Many Chinese stocks had an awfully good November, even as the country erupted in anti-zero-COVID protests. Paradoxically, that very unrest caused investors to anticipate an easing of the strict lockdowns that had plagued the country since last March when Chinese authorities sought to restrict movement across major cities to avoid the spread of the more contagious omicron variant.

On top of the anticipated reopening, Baidu also reported third-quarter earnings, beating expectations for both revenue and earnings per share.

So what

While China's economy has gone into a big slowdown, many Chinese tech firms have done a good job of culling costs and boosting profitability, even with lower levels of revenue growth. Baidu was a clear example of this in the third quarter. Although its top-line revenue grew only 2%, its non-generally accepted counting principles (adjusted) earnings per American depositary shares (ADS) increased by 15% as margins expanded. That came in ahead of expectations.

Baidu's mature search business fell 2% year over year but improved by 10% quarter on quarter, which was encouraging. Moreover, Baidu's AI-focused businesses, including its cloud platform and intelligent driving applications, grew 25%, showing strong traction despite a weak economy.

Baidu also owns the streaming service iQIYI (IQ 6.26%), which posted better-than-expected revenues even though they decreased 2% year on year, and subscribers grew quarter on quarter.

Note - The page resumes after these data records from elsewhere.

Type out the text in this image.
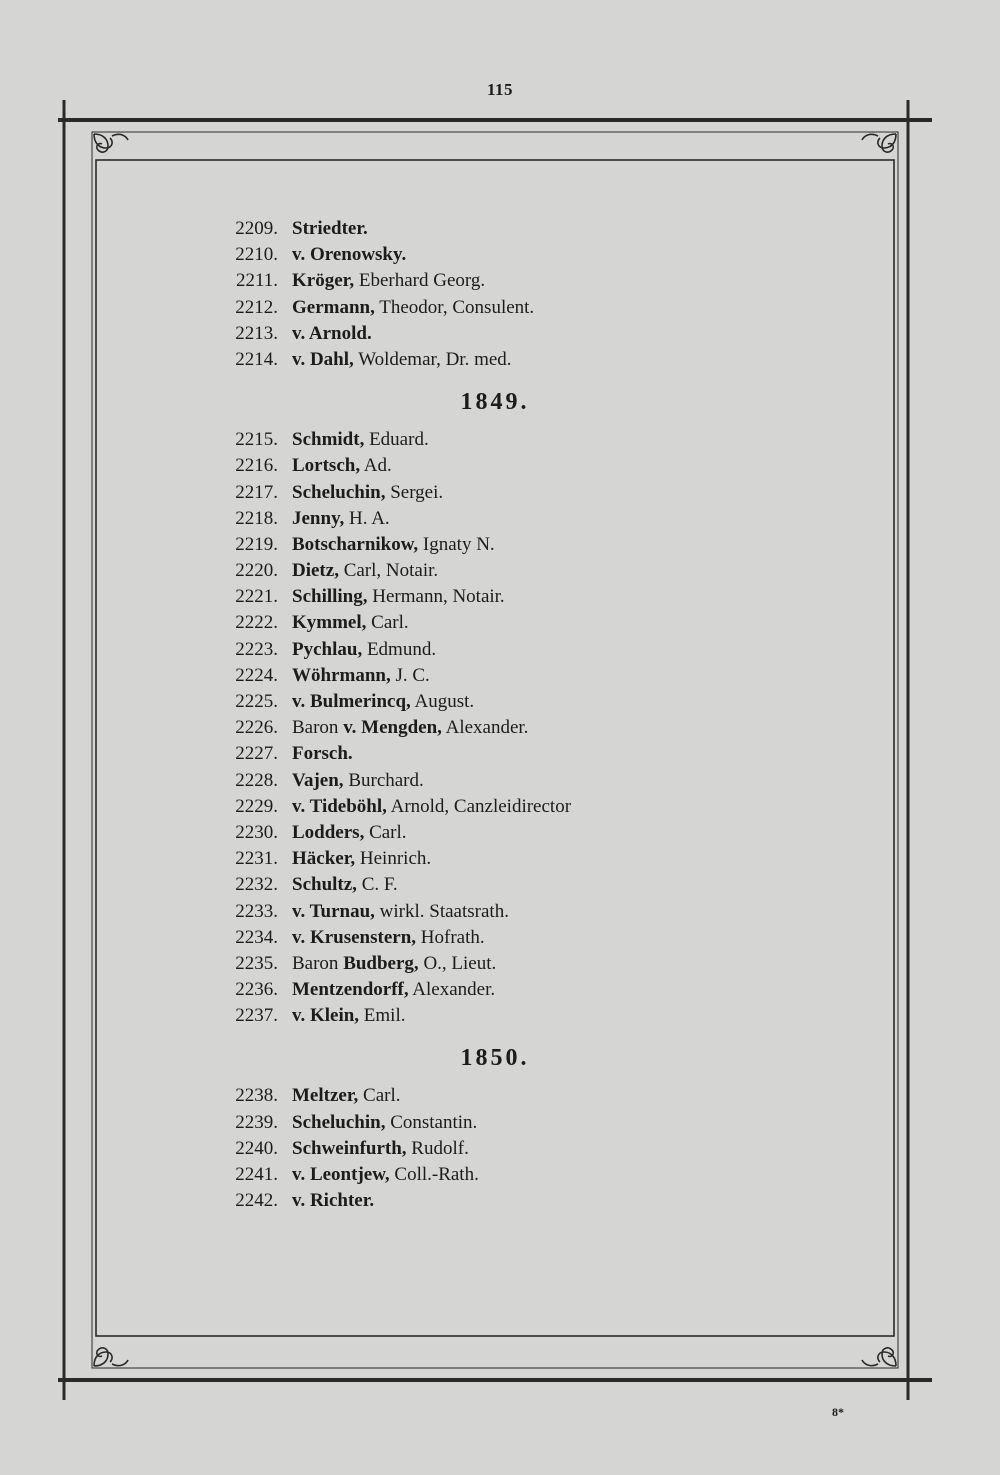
115
2209. Striedter.
2210. v. Orenowsky.
2211. Kröger, Eberhard Georg.
2212. Germann, Theodor, Consulent.
2213. v. Arnold.
2214. v. Dahl, Woldemar, Dr. med.
1849.
2215. Schmidt, Eduard.
2216. Lortsch, Ad.
2217. Scheluchin, Sergei.
2218. Jenny, H. A.
2219. Botscharnikow, Ignaty N.
2220. Dietz, Carl, Notair.
2221. Schilling, Hermann, Notair.
2222. Kymmel, Carl.
2223. Pychlau, Edmund.
2224. Wöhrmann, J. C.
2225. v. Bulmerincq, August.
2226. Baron v. Mengden, Alexander.
2227. Forsch.
2228. Vajen, Burchard.
2229. v. Tideböhl, Arnold, Canzleidirector
2230. Lodders, Carl.
2231. Häcker, Heinrich.
2232. Schultz, C. F.
2233. v. Turnau, wirkl. Staatsrath.
2234. v. Krusenstern, Hofrath.
2235. Baron Budberg, O., Lieut.
2236. Mentzendorff, Alexander.
2237. v. Klein, Emil.
1850.
2238. Meltzer, Carl.
2239. Scheluchin, Constantin.
2240. Schweinfurth, Rudolf.
2241. v. Leontjew, Coll.-Rath.
2242. v. Richter.
8*
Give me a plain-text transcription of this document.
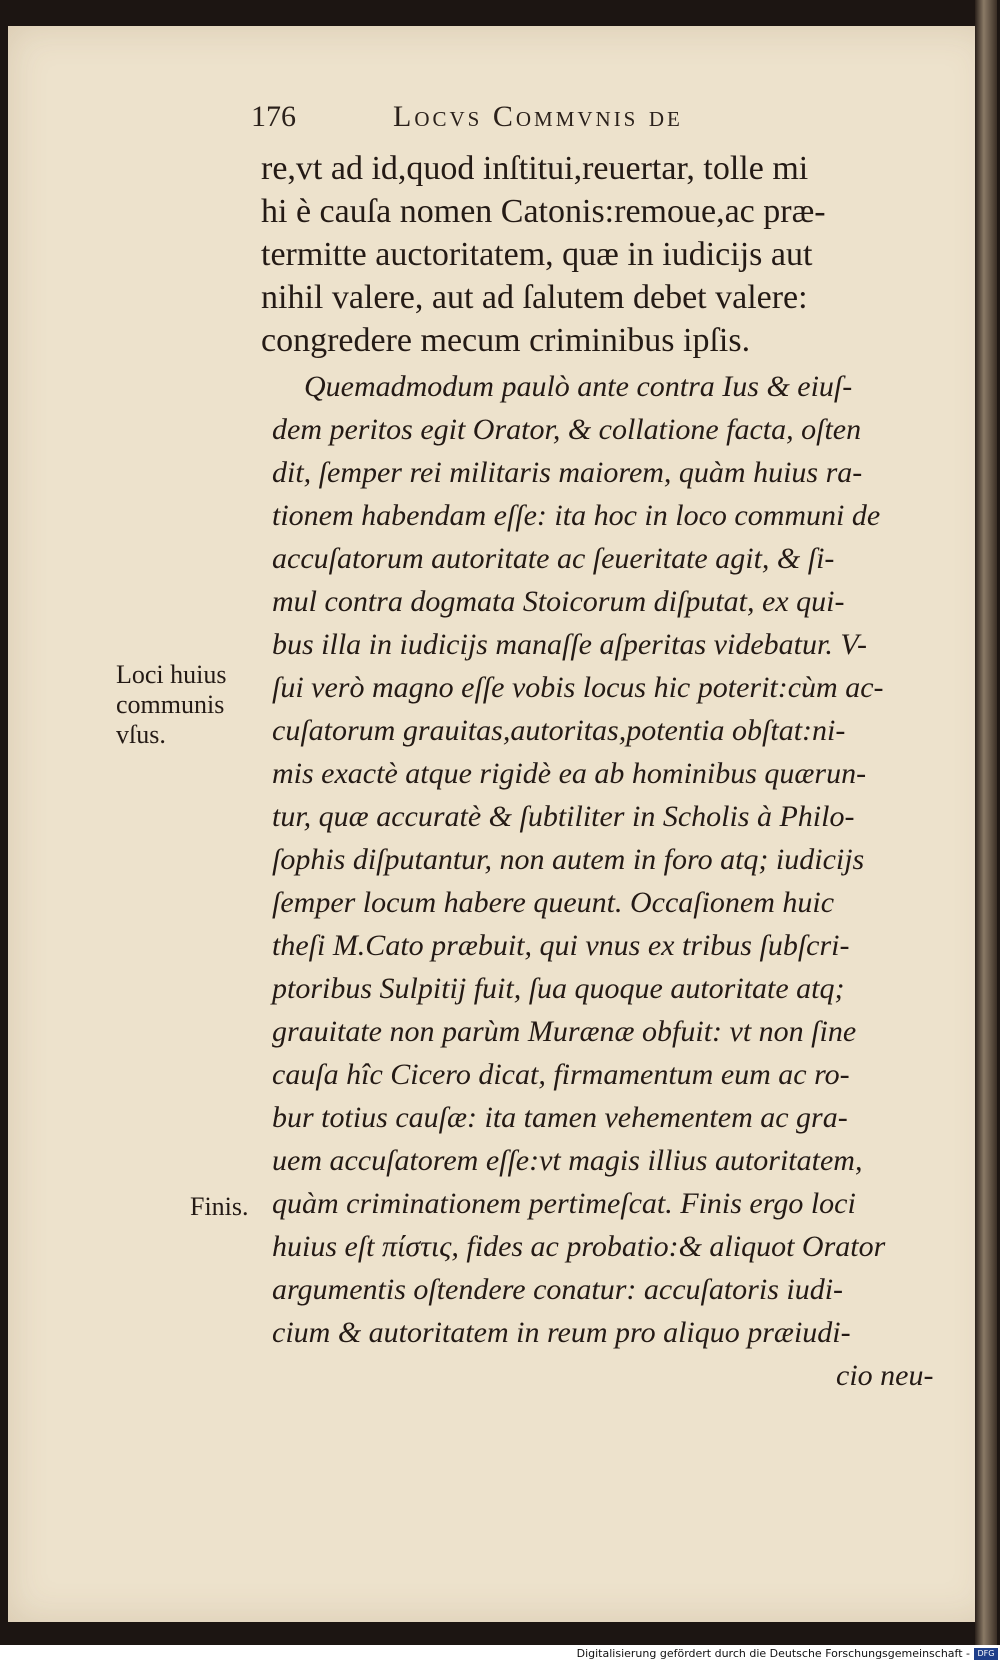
176	Locvs Commvnis de
re,vt ad id,quod inſtitui,reuertar, tolle mi
hi è cauſa nomen Catonis:remoue,ac præ-
termitte auctoritatem, quæ in iudicijs aut
nihil valere, aut ad ſalutem debet valere:
congredere mecum criminibus ipſis.
Quemadmodum paulò ante contra Ius & eiuſ-
dem peritos egit Orator, & collatione facta, oſten
dit, ſemper rei militaris maiorem, quàm huius ra-
tionem habendam eſſe: ita hoc in loco communi de
accuſatorum autoritate ac ſeueritate agit, & ſi-
mul contra dogmata Stoicorum diſputat, ex qui-
bus illa in iudicijs manaſſe aſperitas videbatur. V-
ſui verò magno eſſe vobis locus hic poterit:cùm ac-
cuſatorum grauitas,autoritas,potentia obſtat:ni-
mis exactè atque rigidè ea ab hominibus quærun-
tur, quæ accuratè & ſubtiliter in Scholis à Philo-
ſophis diſputantur, non autem in foro atq; iudicijs
ſemper locum habere queunt. Occaſionem huic
theſi M.Cato præbuit, qui vnus ex tribus ſubſcri-
ptoribus Sulpitij fuit, ſua quoque autoritate atq;
grauitate non parùm Murænæ obfuit: vt non ſine
cauſa hîc Cicero dicat, firmamentum eum ac ro-
bur totius cauſæ: ita tamen vehementem ac gra-
uem accuſatorem eſſe:vt magis illius autoritatem,
quàm criminationem pertimeſcat. Finis ergo loci
huius eſt πίστις, fides ac probatio:& aliquot Orator
argumentis oſtendere conatur: accuſatoris iudi-
cium & autoritatem in reum pro aliquo præiudi-
cio neu-
Loci huius
communis
vſus.
Finis.
Digitalisierung gefördert durch die Deutsche Forschungsgemeinschaft - DFG
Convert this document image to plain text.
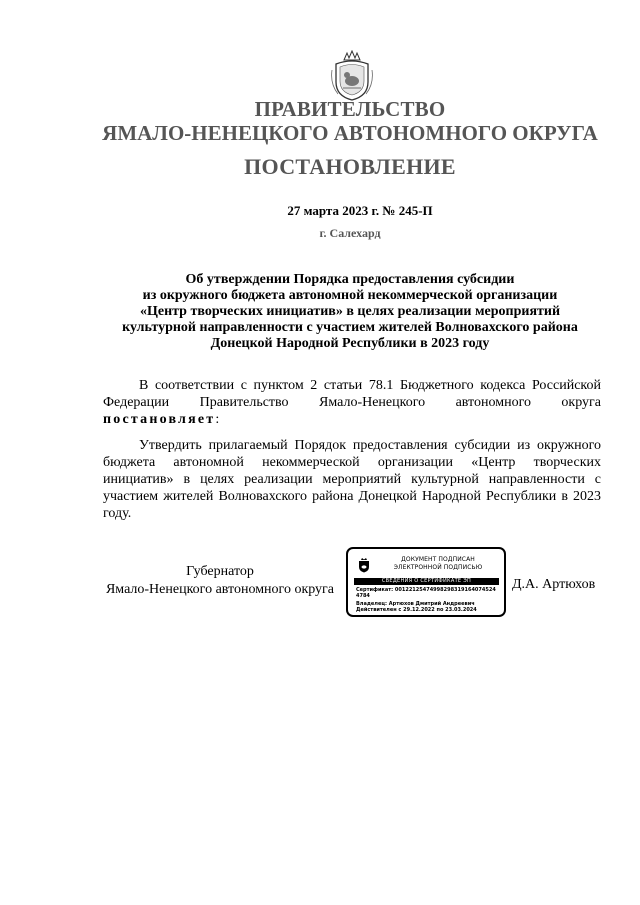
ПРАВИТЕЛЬСТВО
ЯМАЛО-НЕНЕЦКОГО АВТОНОМНОГО ОКРУГА
ПОСТАНОВЛЕНИЕ
27 марта 2023 г. № 245-П
г. Салехард
Об утверждении Порядка предоставления субсидии
из окружного бюджета автономной некоммерческой организации
«Центр творческих инициатив» в целях реализации мероприятий
культурной направленности с участием жителей Волновахского района
Донецкой Народной Республики в 2023 году
В соответствии с пунктом 2 статьи 78.1 Бюджетного кодекса Российской Федерации Правительство Ямало-Ненецкого автономного округа постановляет:
Утвердить прилагаемый Порядок предоставления субсидии из окружного бюджета автономной некоммерческой организации «Центр творческих инициатив» в целях реализации мероприятий культурной направленности с участием жителей Волновахского района Донецкой Народной Республики в 2023 году.
Губернатор
Ямало-Ненецкого автономного округа
ДОКУМЕНТ ПОДПИСАН
ЭЛЕКТРОННОЙ ПОДПИСЬЮ
СВЕДЕНИЯ О СЕРТИФИКАТЕ ЭП
Сертификат: 00122125474998298319164074524
4784
Владелец: Артюхов Дмитрий Андреевич
Действителен с 29.12.2022 по 23.03.2024
Д.А. Артюхов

In addition to the solid results, Baidu benefited from the anticipation of a lifting of lockdowns after protests spread across China in November. Initially, the unrest that erupted in the middle of the month prompted a sell-off. However, it also spurred a push for more vaccinations for the vulnerable elderly population and several statements from top Chinese officials pointing toward a relaxation, or at least a more targeted implementation, of the strict zero-COVID policies.

Given that virtually all Chinese stocks had already sold off hard this year, optimism for a reopening fueled large percentage gains off the beaten-down lows.

Now what

Even now, Chinese tech stocks could be interesting bets. They have endured a two-year drubbing, including the regulatory crackdown beginning in late 2020, economic weakness following last summer's property bubble bursting, and the disruptive COVID lockdowns that began in March of this year. After the torrent of headwinds, even tech leaders like Baidu trade at very low valuations. For its part, Baidu trades at just 12 times next year's earnings estimates.

However, investors should be aware that the Chinese Communist Party's actions have been somewhat unpredictable over the past few years, and the powerful government remains a huge risk overhanging any Chinese stock, both on the regulatory and the geopolitical fronts. Thus, those looking to bargain-hunt should make sure they keep their allocations to Chinese tech stocks at a level they can afford to lose.